Court Opinion

ID: 8902428
Source: CourtListenerOpinion
Date Created: 2022-11-27 01:19:12.071719+00
Date Added: 2024-06-11T17:07:57.047332
License: Public Domain

HEDRICK, Judge.
Defendant first contends that the court erred in denying his motion to strike the testimony of Rudolph Thompson, that “Talbert let me out at the bridge and Talbert stated he was going to pick up Jerry Fewell.” Defendant argues that the statement should have been excluded as hearsay and that its admission was prejudicial.

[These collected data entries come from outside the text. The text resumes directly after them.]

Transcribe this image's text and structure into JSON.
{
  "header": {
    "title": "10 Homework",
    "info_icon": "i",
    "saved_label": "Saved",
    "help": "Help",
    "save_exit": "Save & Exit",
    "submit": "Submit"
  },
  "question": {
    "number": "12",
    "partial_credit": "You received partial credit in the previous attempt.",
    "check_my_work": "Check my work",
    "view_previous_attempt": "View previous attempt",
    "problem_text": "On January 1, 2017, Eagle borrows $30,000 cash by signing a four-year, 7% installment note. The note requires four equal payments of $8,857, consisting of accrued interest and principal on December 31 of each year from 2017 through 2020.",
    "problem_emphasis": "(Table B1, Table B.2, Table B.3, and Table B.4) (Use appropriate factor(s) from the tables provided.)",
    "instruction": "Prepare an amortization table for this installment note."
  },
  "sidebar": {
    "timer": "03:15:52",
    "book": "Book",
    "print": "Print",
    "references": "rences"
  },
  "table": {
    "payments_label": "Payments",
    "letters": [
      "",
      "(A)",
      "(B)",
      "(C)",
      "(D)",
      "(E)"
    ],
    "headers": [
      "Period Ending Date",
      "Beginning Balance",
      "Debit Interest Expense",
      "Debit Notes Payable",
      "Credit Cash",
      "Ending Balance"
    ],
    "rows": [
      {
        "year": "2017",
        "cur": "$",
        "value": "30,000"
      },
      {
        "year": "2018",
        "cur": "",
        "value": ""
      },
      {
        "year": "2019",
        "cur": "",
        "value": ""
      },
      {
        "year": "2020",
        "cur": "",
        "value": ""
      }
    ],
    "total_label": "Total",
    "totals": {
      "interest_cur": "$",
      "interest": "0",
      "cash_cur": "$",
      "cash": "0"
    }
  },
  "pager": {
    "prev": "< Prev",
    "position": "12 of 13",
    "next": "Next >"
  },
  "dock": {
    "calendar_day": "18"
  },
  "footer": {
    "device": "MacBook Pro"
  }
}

The issue presented by this assignment of error, whether the declarations of a person indicating an intention to do a particular act in the immediate future should be admissible as evidence that the act was in fact performed, has concerned the courts and commentators for many years. See, e.g., Mutual Life Insurance Co. v. Hillmon, 145 U.S. 285, 12 S.Ct. 909, 36 L.Ed. 706 (1892); Hunter v. State, 40 N.J. Law 495 (1878); Wigmore on Evidence § 1725 (Chadbourn rev. 1976); McCormick on Evidence § 295 (2d ed. 1972); 1 Stansbury’s N.C. Evidence § 162 (Brandis rev. 1973).
Our Supreme Court in State v. Vestal, 278 N.C. 561, 180 S.E. 2d 755 (1971), dealt with this issue at length. In Vestal, a murder victim’s wife was allowed to testify over defendant’s objection that her husband had told her that he was leaving their home on a Sunday évening to take a business trip with the defendant. Justice Lake, writing for the majority, held the testimony admissible as an exception to the hearsay rule, stating:
The twofold basis for exceptions to the rule excluding hearsay evidence is necessity and a reasonable probability of truthfulness. As Professor Morgan has said in 31 Yale Law Journal 229, 231, “If it is to be admitted, it must be because there are some good reasons for not requiring the appearance of the utterer and some circumstance of the utterance which performs the functions of the oath and the cross-examination.”
*595Id. at 582, 180 S.E. 2d at 769.
In the present case, the subsequent death of Talbert establishes the first basis of an exception to the hearsay rule — his unavailability to testify. The circumstances under which Talbert made the statements supply the second basis for a hearsay exception — the reasonable probability of truthfulness. We hold the challenged testimony falls within the exception to the hearsay rule described in State v. Vestal, supra. However, see Chief Justice Bobbitt’s concurring opinion in State v. Vestal, supra, at page 779, and the cases cited therein. Even if the statement were erroneously admitted no prejudice was done to the defendant since there was other evidence placing the defendant and Talbert together in the automobile just ten minutes before the shooting.
Next defendant argues the trial judge erred in allowing Doretta Fewell to testify as to statements made to her by her husband, Henry Fewell (the defendant’s brother). Doretta Fewell tetified:
Henry told me that his brother just killed a punk and told me to be quiet. I asked him, “for what”, and he said “for what — he beat him out of some money” and he said he wouldn’t have killed him —
Go ahead.
He said he wouldn’t have killed him if he hadn’t told him to and I asked him what happened and he told me that he had beaten him out of some money and he came in the house and asked me what should he do about it — that was Henry Jerry was talking to — and Henry said that he told Jerry that he would kill the son of a bitch, so Jerry went outside and started shooting him and the car was still running.
The record discloses that all of the statements challenged by this exception were made by the defendant’s brother in the presence and hearing of the defendant. The general rule concerning implied admissions is as follows:
Implied admissions are received with great caution. However, if the statement is made in a person’s presence by *596a person having firsthand knowledge under such circumstances that a denial would be naturally expected if the statement were untrue and it is shown that he [the defendant] was in a position to hear and understand what was said and had the opportunity to speak, then his silence or failure to deny renders the statement admissible against him as an implied admission. (Citations omitted.)
State v. Hardy, 293 N.C. 105, 118-19, 235 S.E. 2d 828, 836 (1977).
Clearly, the statements objected to were of such a nature, and were made under such circumstances that a denial would have been naturally expected or forthcoming from the defendant had the statements been untrue. The trial judge properly admitted the testimony as an implied admission of the defendant.
All of the remaining assignments of error brought forward and argued in defendant’s brief are without merit.
Defendant had a fair trial free from prejudicial error.
No error.
Judges PARKER and MARTIN (Robert M.) concur.